We have been investigating performance issues using GPU direct from latest release of cuda4.0rc2 since last Friday. We have four C2050 installed on a Linux box running Fedoda 13 (x86_64) with kernel 220.127.116.11. The machine has 4 PCI-E 2.0 slots with dual quad-core Intel E5630 running 2.53GHz, and it is equipped with 48 GByte 1066 MHz host memory. The NVIDIA driver is 270.40. What we have been doing is to measure data transfer bandwidth using GPU direct from one GPU to another and total data transfer bandwidth for 4 GPUs in a 1-dimensional ring. The test code is rather simple. We use cudaMemcpyPeer or cudaMemcpyPeerAsync to transfer data from one GPU to another. The timing values are obtained using cudaEventRecord and cudaEventEventElapsedTime after cudaEventSynchronize. The test code runs well, but we are puzzled by the results. The GPU direct data transfer bandwidth from one GPU to another is 3.5 GB/s which is very similar to the data transfer bandwidth between two GPUs using MPI. Unfortunately, the total GPU direct data transfer bandwidth for 1-D ring (GPU 1 --> GPU 2 --> GPU3 --> GPU4 -->GPU1) is around 5 GB/s which is much smaller than the aggregated data transfer bandwidth 8 GB/s using host memory (via MPI).

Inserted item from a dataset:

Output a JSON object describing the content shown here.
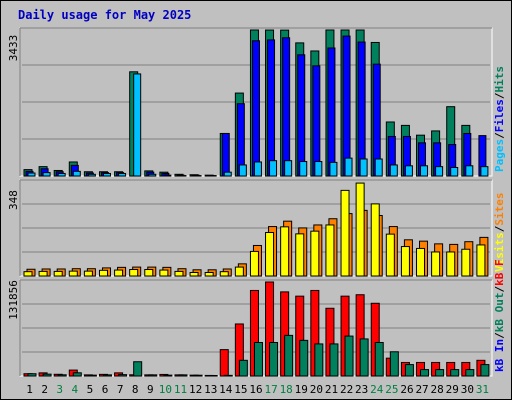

In addition, we also tried using GPU kernels to access remote GPU memory address directly. According to cuda4.0 document “CUDA_C_Programming_Guide” section 18.104.22.168 “Peer-to-Peer Memory Access”, one is able to access device memory on remote GPUs from a GPU kernel running on a different GPU. However, when we tried to use this feature by accessing the remote memory address of a float array on another GPU from a GPU kernel, we had a kernel launch failure error.
Has anyone observed the similar poor performance number using GPU direct? Has anyone tried to launch a GPU kernel to access remote GPU memory address with success? Thank you.